STAG Beef still alive as private venture, says De Lacy

James Nason, 25/09/2014
killarney

Cattle in yards surrounding a cutting arena and granstand at Killarney Station in the VRD. The station was bought in March by the Jumbuck Pastoral Company.

Despite failing to secure capital in time to buy four northern cattle stations earlier this year, the STAG Beef venture is still alive and in the market for cattle breeding country, chairman Keith De Lacy told Beef Central this week.

The proponents of STAG Beef – or Staples and Agricultural Global Beef Investment – had planned to build a large northern cattle property portfolio funded via an Initial Public Offering earlier this year.

The group had hoped to raise $70 million via the public float and had signed contracts to buy Killarney Station and neighbouring Birrimba in the Victoria River District, and Willeroo and Scott Creek stations near Katherine.

However, delays in the equity-raising process prevented STAG Beef from paying the required non-refundable deposits in time to consummate the contracts and secure the properties.

That left the door open for another buyer to move in, and the McLachlan family’s Jumbuck Pastoral Company seized the opportunity, purchasing Killarney after direct negotiations with Dutch shipping magnate Peter Vroon, a major shareholder of the station’s owner Wallco Pastoral Company.
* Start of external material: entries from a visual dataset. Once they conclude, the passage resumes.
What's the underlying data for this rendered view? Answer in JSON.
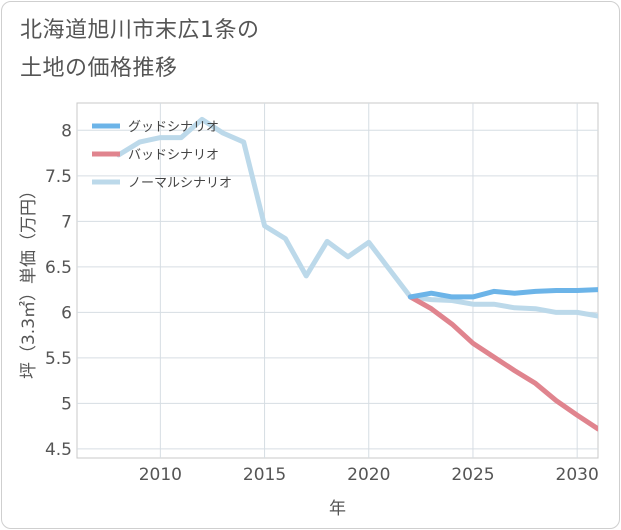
{
  "title": {
    "line1": "北海道旭川市末広1条の",
    "line2": "土地の価格推移"
  },
  "chart_data": {
    "type": "line",
    "title": "北海道旭川市末広1条の土地の価格推移",
    "xlabel": "年",
    "ylabel": "坪（3.3㎡）単価（万円）",
    "xlim": [
      2006,
      2031
    ],
    "ylim": [
      4.4,
      8.3
    ],
    "xticks": [
      2010,
      2015,
      2020,
      2025,
      2030
    ],
    "yticks": [
      4.5,
      5,
      5.5,
      6,
      6.5,
      7,
      7.5,
      8
    ],
    "ytick_labels": [
      "4.5",
      "5",
      "5.5",
      "6",
      "6.5",
      "7",
      "7.5",
      "8"
    ],
    "grid": true,
    "legend_position": "top-left",
    "series": [
      {
        "name": "グッドシナリオ",
        "color": "#6cb4e8",
        "x": [
          2022,
          2023,
          2024,
          2025,
          2026,
          2027,
          2028,
          2029,
          2030,
          2031
        ],
        "y": [
          6.17,
          6.21,
          6.17,
          6.17,
          6.23,
          6.21,
          6.23,
          6.24,
          6.24,
          6.25
        ]
      },
      {
        "name": "バッドシナリオ",
        "color": "#e0848e",
        "x": [
          2022,
          2023,
          2024,
          2025,
          2026,
          2027,
          2028,
          2029,
          2030,
          2031
        ],
        "y": [
          6.17,
          6.04,
          5.87,
          5.66,
          5.51,
          5.36,
          5.22,
          5.03,
          4.87,
          4.72
        ]
      },
      {
        "name": "ノーマルシナリオ",
        "color": "#bcd9ea",
        "x": [
          2008,
          2009,
          2010,
          2011,
          2012,
          2013,
          2014,
          2015,
          2016,
          2017,
          2018,
          2019,
          2020,
          2021,
          2022,
          2023,
          2024,
          2025,
          2026,
          2027,
          2028,
          2029,
          2030,
          2031
        ],
        "y": [
          7.73,
          7.87,
          7.92,
          7.92,
          8.12,
          7.97,
          7.87,
          6.95,
          6.81,
          6.4,
          6.78,
          6.61,
          6.77,
          6.47,
          6.17,
          6.14,
          6.13,
          6.09,
          6.09,
          6.05,
          6.04,
          6.0,
          6.0,
          5.96
        ]
      }
    ]
  }
}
Unconfirmed reports placed the purchase value ‘in excess of’ $35m.

Mr De Lacy told Beef Central this week that the inability to secure Killarney, the station around which STAG Beef’s prospectus had been centred, had ended its IPO plans.

However he said the same proponents were still seeking investment as a private venture to buy northern cattle breeding and growing stations in the first stage of the value cycle.

“We’re still alive and we’re still looking at opportunities and we do have some strong backers now,” Mr De Lacy said.

“But initially, if we do move, it wouldn’t be an IPO to commence with.

“There is a lot of enthusiasm from off shore in particular – but not only off-shore – to invest in Australian agriculture and beef

“It is about creating the right kind of vehicle.

“It may morph eventually into an IPO, but initially it would be large investors.”

Mr De Lacy said he preferred not to discuss further details when asked what level of investment STAG Beef had secured investors or whether it had specific properties in its sights. However he added that he hoped to have a good story to talk about in relation to STAG Beef soon.

In addition to Mr De Lacy, other names linked to the venture during its IPO process earlier this year included managing director, former Deloitte partner Alain Pillay, and operations general manager Geoff Wagstaff, a long-time senior manager with Australian Agricultural Company.

Mr De Lacy is also the chair of the mooted $2 billion Integrated Food and Energy Developments (IFED) irrigation scheme and cattle processing enterprise on the Gilbert River in North Queensland.